At any rate they were gone—quite gone—sprinkled to the four winds of heaven.
There was no other proof.
And his—no, not his father—Mr. Tempest, who knew all about him, had intended him to be his heir. He had left him his name and his place, with a solemn charge to do his duty by them.
"I have done it," said John to himself, "as those two would never have done. Shall I let all go to rack and ruin now? If I was not born a Tempest I have become one. I am one, and if I marry one my children will be Tempests, and those two fools will not be suffered to pull Overleigh stone from stone, and drag a great name into the dust; as they would, as they assuredly would."
Had not Mr. Tempest foreseen this when he exacted that solemn promise from John on his death-bed to uphold the honour of the family? Could he break that promise? And through the vain sophistries, upsetting them all, a mad cry rang, "Di loves me! She loves me at last! I cannot give her up!"
The challenge was thrown out into the darkness. No one took it up.

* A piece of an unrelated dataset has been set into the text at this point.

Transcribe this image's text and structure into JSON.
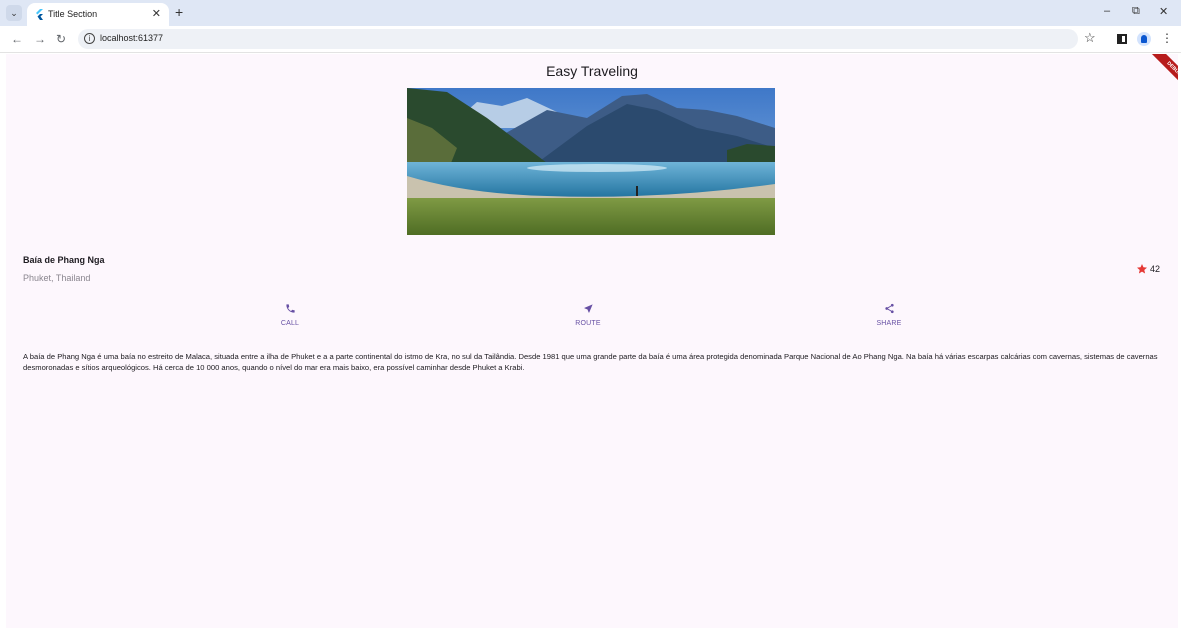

A fierce restlessness laid hold on John. He rushed up to London several times to hear how Colonel Tempest was going on. Each time he told himself that he was going to see Di. But although the first time he went to Colonel Tempest's lodgings the servant informed him that Di was with her father, he did not ask to see her. Each time he came back without having dared to go to the little house in Kensington. He could not meet those grave clear eyes with the new gentleness in them that went to his head like wine. He knew they would make him forget everything, everything except that he loved her, and would sell his very soul for her.
Time stopped. In all this enormous interval the buds of the horse-chestnut had not yet burst to green. It was ages since he had seen the first primrose, and yet to-day, as he walked in the woods on the day after his return from another futile journey to London, they were all out in the forest still.
And something stirred within him that had not deigned to take notice of all his feverish asseverations and wanderings, that had not rebuked him, that had not even listened when he had said repeatedly that he could not give up Di.
By an invisible hand the challenge was taken up, and John knew the time of conflict was at hand.